NÃO MEXA EM NADA. QUEBROU, PAGOU

"Mas você entulha a estante de quinquilharias, não deixa espaço para a gente passar e ainda reclama quando esbarramos sem querer numa merda de barro colorido imitando o folclore? Se você me cobrar pelo que quebrou, então vou jogar todas essas merdas no chão, de propósito". Esse é o tipo de diálogo que se estabelece numa lojinha de arte aqui da ilha. Outro hábito é proibir as pessoas de folhear revistas e livros. Tem que comprar de olhos fechados. O ideal é pagar e não levar nada.

FIQUE À VONTADE

Já comentei aqui no Diário da Fonte, acho que mais de uma vez. Mas merece figurar nesta antologia. Fique à vontade quer dizer: "Estou de olho em você. Se sair sem comprar nada, te rogo uma praga. Se ficar empatando muito, vou te empurrar para fora. Se perguntar por algo que não temos, vou te ignorar e tentar te vender o que bem entendo". O fique à vontade do comércio é como aquela velha dona de pensão, que dizia para estudantes famintos e duros: "Podem se servir à vontade, de uma banana".

VAI QUERER O QUÊ?

Essa frase vem acompanhada por um levantar de queixo em direção ao pobre do cliente. "Vai encarar? O que você quer aqui no meu estabelecimento? Quer levar um soco? Quem mandou entrar? Só atendo os meus iguais! Saia imediatamente! E não esqueça de passar antes no caixa. Entrou aqui, fica devendo".

VAI PAGAR A DINHEIRO???

Como não existe mais moeda, mas apenas uma promissória de quanto cada brasileiro deve para os gringos, o dinheiro se tornou um pesadelo no comércio. Todo mundo quer ser pago com qualquer coisa, menos com grana. Porque a bufunfa encerra o compromisso, a relationship entre vendedor e comprador. É pa-pum. Enquanto um crediário leva esse laço até o infinito.

SÓ TEMOS NA OUTRA LOJA

Toda loja tem outra similar, fantasma, que dispõe do produto que você quer. Pode ser uma filial, a matriz, o depósito, mas jamais ali onde você está. Serve para o vendedor tirar um toco de você, dizer que ele tem, mas não vai te vender. Aliás, ele não está a fim de te vender. Você atrapalha, enche o saco, entra nas dependências que pertencem a ele. Um estabelecimento comercial é concebido para servir o proprietário. É o lugar onde ele é rei e o resto (você) súdito.
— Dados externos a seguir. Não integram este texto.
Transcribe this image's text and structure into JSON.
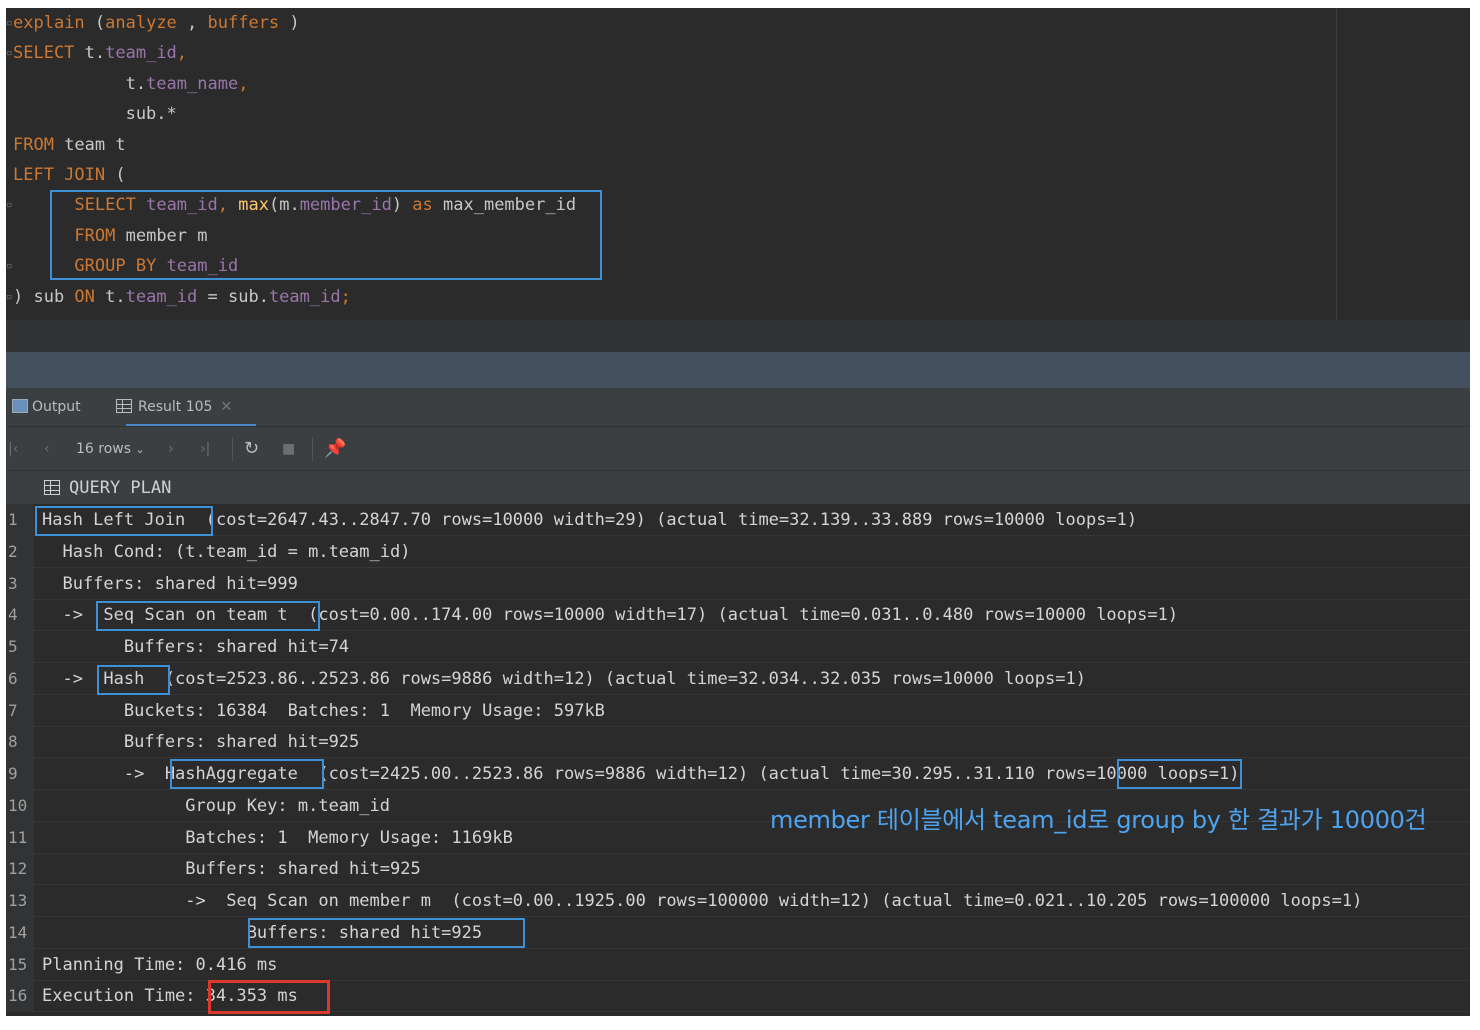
{
  "editor": {
    "lines": [
      {
        "parts": [
          [
            "kw",
            "explain"
          ],
          [
            "pl",
            " ("
          ],
          [
            "kw",
            "analyze"
          ],
          [
            "pl",
            " , "
          ],
          [
            "kw",
            "buffers"
          ],
          [
            "pl",
            " )"
          ]
        ]
      },
      {
        "parts": [
          [
            "kw",
            "SELECT"
          ],
          [
            "pl",
            " t."
          ],
          [
            "id",
            "team_id"
          ],
          [
            "kw",
            ","
          ]
        ]
      },
      {
        "parts": [
          [
            "pl",
            "           t."
          ],
          [
            "id",
            "team_name"
          ],
          [
            "kw",
            ","
          ]
        ]
      },
      {
        "parts": [
          [
            "pl",
            "           sub.*"
          ]
        ]
      },
      {
        "parts": [
          [
            "kw",
            "FROM"
          ],
          [
            "pl",
            " team t"
          ]
        ]
      },
      {
        "parts": [
          [
            "kw",
            "LEFT JOIN"
          ],
          [
            "pl",
            " ("
          ]
        ]
      },
      {
        "parts": [
          [
            "pl",
            "      "
          ],
          [
            "kw",
            "SELECT"
          ],
          [
            "pl",
            " "
          ],
          [
            "id",
            "team_id"
          ],
          [
            "kw",
            ","
          ],
          [
            "pl",
            " "
          ],
          [
            "fn",
            "max"
          ],
          [
            "pl",
            "(m."
          ],
          [
            "id",
            "member_id"
          ],
          [
            "pl",
            ") "
          ],
          [
            "kw",
            "as"
          ],
          [
            "pl",
            " max_member_id"
          ]
        ]
      },
      {
        "parts": [
          [
            "pl",
            "      "
          ],
          [
            "kw",
            "FROM"
          ],
          [
            "pl",
            " member m"
          ]
        ]
      },
      {
        "parts": [
          [
            "pl",
            "      "
          ],
          [
            "kw",
            "GROUP BY"
          ],
          [
            "pl",
            " "
          ],
          [
            "id",
            "team_id"
          ]
        ]
      },
      {
        "parts": [
          [
            "pl",
            ") sub "
          ],
          [
            "kw",
            "ON"
          ],
          [
            "pl",
            " t."
          ],
          [
            "id",
            "team_id"
          ],
          [
            "pl",
            " = sub."
          ],
          [
            "id",
            "team_id"
          ],
          [
            "kw",
            ";"
          ]
        ]
      }
    ]
  },
  "tabs": {
    "output_label": "Output",
    "result_label": "Result 105"
  },
  "toolbar": {
    "rows_label": "16 rows",
    "first_icon": "first-page-icon",
    "prev_icon": "prev-page-icon",
    "next_icon": "next-page-icon",
    "last_icon": "last-page-icon",
    "refresh_icon": "refresh-icon",
    "stop_icon": "stop-icon",
    "pin_icon": "pin-icon"
  },
  "grid": {
    "column_header": "QUERY PLAN",
    "rows": [
      {
        "num": "1",
        "text": "Hash Left Join  (cost=2647.43..2847.70 rows=10000 width=29) (actual time=32.139..33.889 rows=10000 loops=1)"
      },
      {
        "num": "2",
        "text": "  Hash Cond: (t.team_id = m.team_id)"
      },
      {
        "num": "3",
        "text": "  Buffers: shared hit=999"
      },
      {
        "num": "4",
        "text": "  ->  Seq Scan on team t  (cost=0.00..174.00 rows=10000 width=17) (actual time=0.031..0.480 rows=10000 loops=1)"
      },
      {
        "num": "5",
        "text": "        Buffers: shared hit=74"
      },
      {
        "num": "6",
        "text": "  ->  Hash  (cost=2523.86..2523.86 rows=9886 width=12) (actual time=32.034..32.035 rows=10000 loops=1)"
      },
      {
        "num": "7",
        "text": "        Buckets: 16384  Batches: 1  Memory Usage: 597kB"
      },
      {
        "num": "8",
        "text": "        Buffers: shared hit=925"
      },
      {
        "num": "9",
        "text": "        ->  HashAggregate  (cost=2425.00..2523.86 rows=9886 width=12) (actual time=30.295..31.110 rows=10000 loops=1)"
      },
      {
        "num": "10",
        "text": "              Group Key: m.team_id"
      },
      {
        "num": "11",
        "text": "              Batches: 1  Memory Usage: 1169kB"
      },
      {
        "num": "12",
        "text": "              Buffers: shared hit=925"
      },
      {
        "num": "13",
        "text": "              ->  Seq Scan on member m  (cost=0.00..1925.00 rows=100000 width=12) (actual time=0.021..10.205 rows=100000 loops=1)"
      },
      {
        "num": "14",
        "text": "                    Buffers: shared hit=925"
      },
      {
        "num": "15",
        "text": "Planning Time: 0.416 ms"
      },
      {
        "num": "16",
        "text": "Execution Time: 34.353 ms"
      }
    ]
  },
  "annotation": "member 테이블에서 team_id로 group by 한 결과가 10000건",
  "colors": {
    "highlight_blue": "#3d8fd6",
    "highlight_red": "#d93a2b",
    "annotation": "#4ea3f0"
  }
}
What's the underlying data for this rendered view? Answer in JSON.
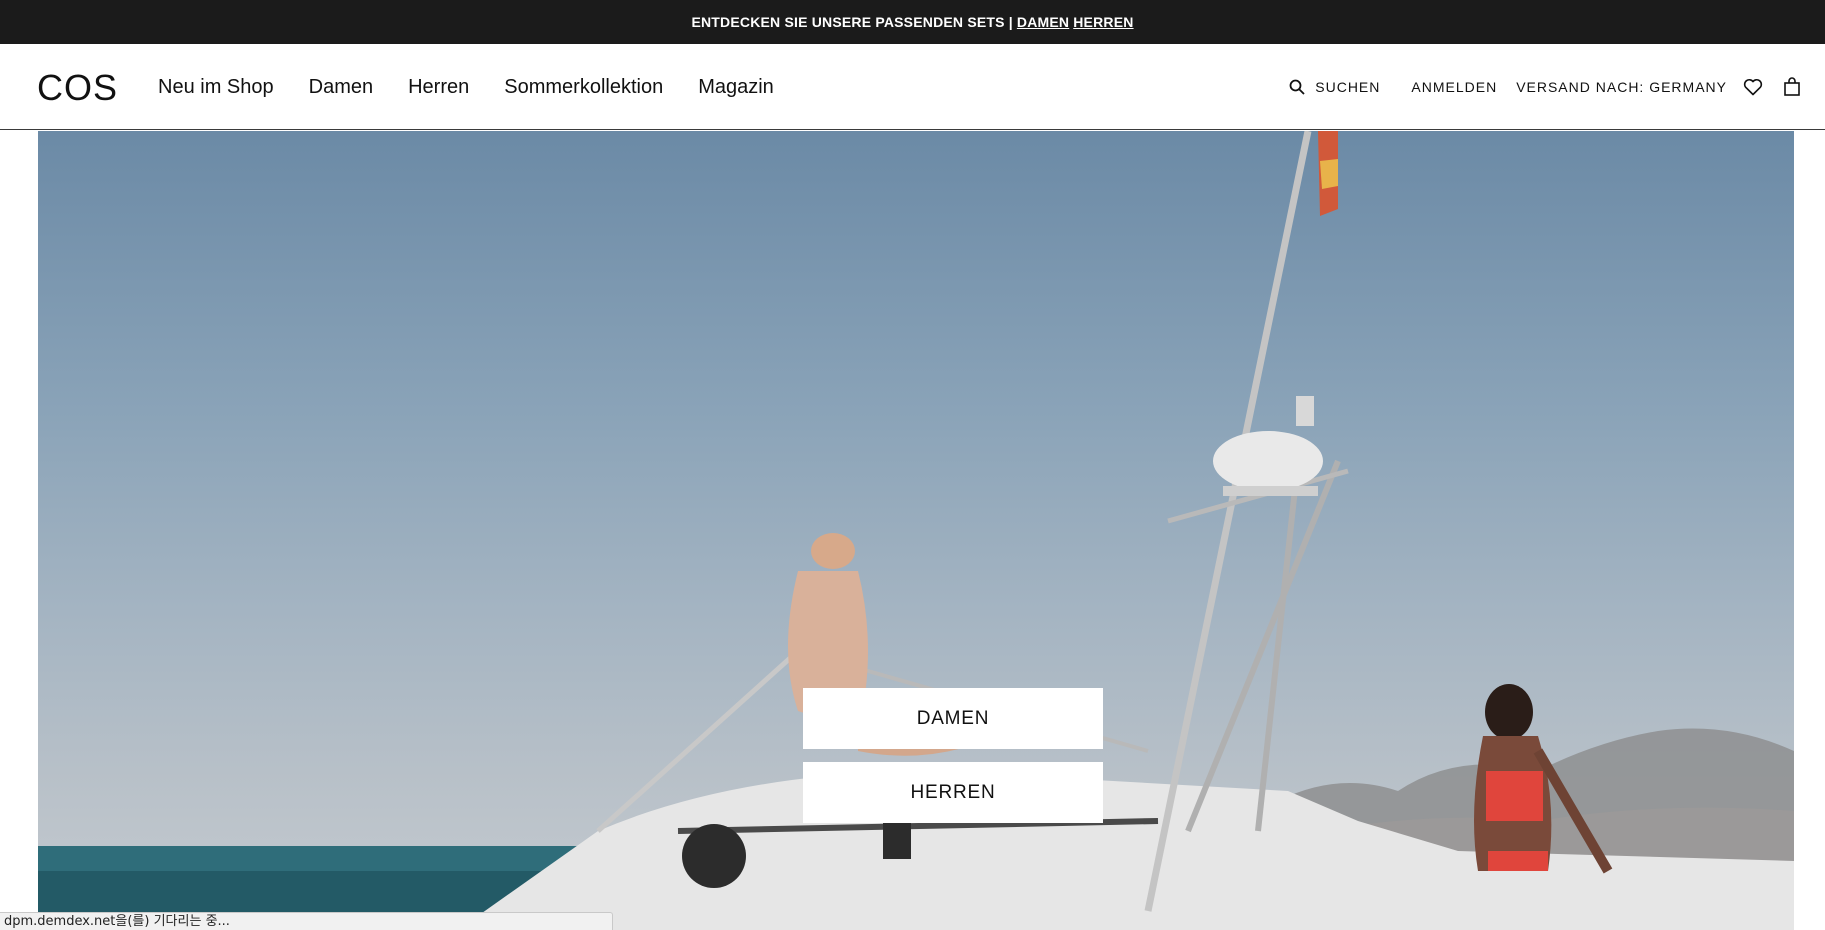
{
  "promo": {
    "text": "ENTDECKEN SIE UNSERE PASSENDEN SETS |",
    "link_damen": "DAMEN",
    "link_herren": "HERREN"
  },
  "header": {
    "logo": "COS",
    "nav": [
      {
        "label": "Neu im Shop"
      },
      {
        "label": "Damen"
      },
      {
        "label": "Herren"
      },
      {
        "label": "Sommerkollektion"
      },
      {
        "label": "Magazin"
      }
    ],
    "search_label": "SUCHEN",
    "login_label": "ANMELDEN",
    "shipping_label": "VERSAND NACH: GERMANY",
    "wishlist_icon": "heart-icon",
    "bag_icon": "shopping-bag-icon"
  },
  "hero": {
    "cta_damen": "DAMEN",
    "cta_herren": "HERREN"
  },
  "status_bar": {
    "text": "dpm.demdex.net을(를) 기다리는 중..."
  },
  "colors": {
    "promo_bg": "#1b1b1b",
    "text": "#111111",
    "button_bg": "#ffffff"
  }
}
Tem exceções, e esses enriquecem.

"NÓS TRABALHAMOS DESSA FORMA"

Contribuição de André Falavigna, que confessa adorar essa : “É mais ou menos assim: ou vocês compram o que eu quero vender pelo dinheiro que eu quero ganhar e pagam como gosto de receber, ao invés de comprar o que precisam pelo que podem e pagarem do jeito que dá, ou vão para as putas que os pariram, compreendem?”

RETORNO - 1. Imagem de hoje: Debret e a velha relationship brasileira. 2. Saiu no Almanaque Gaúcho desta sexta-feira, dia 15 de fevereiro, na Zero Hora: A frase "Com seu clima e seu rumor" foi incluída erroneamente ao final do poema O nome da terra, de Nei Duclós, publicado na edição de 13 de fevereiro.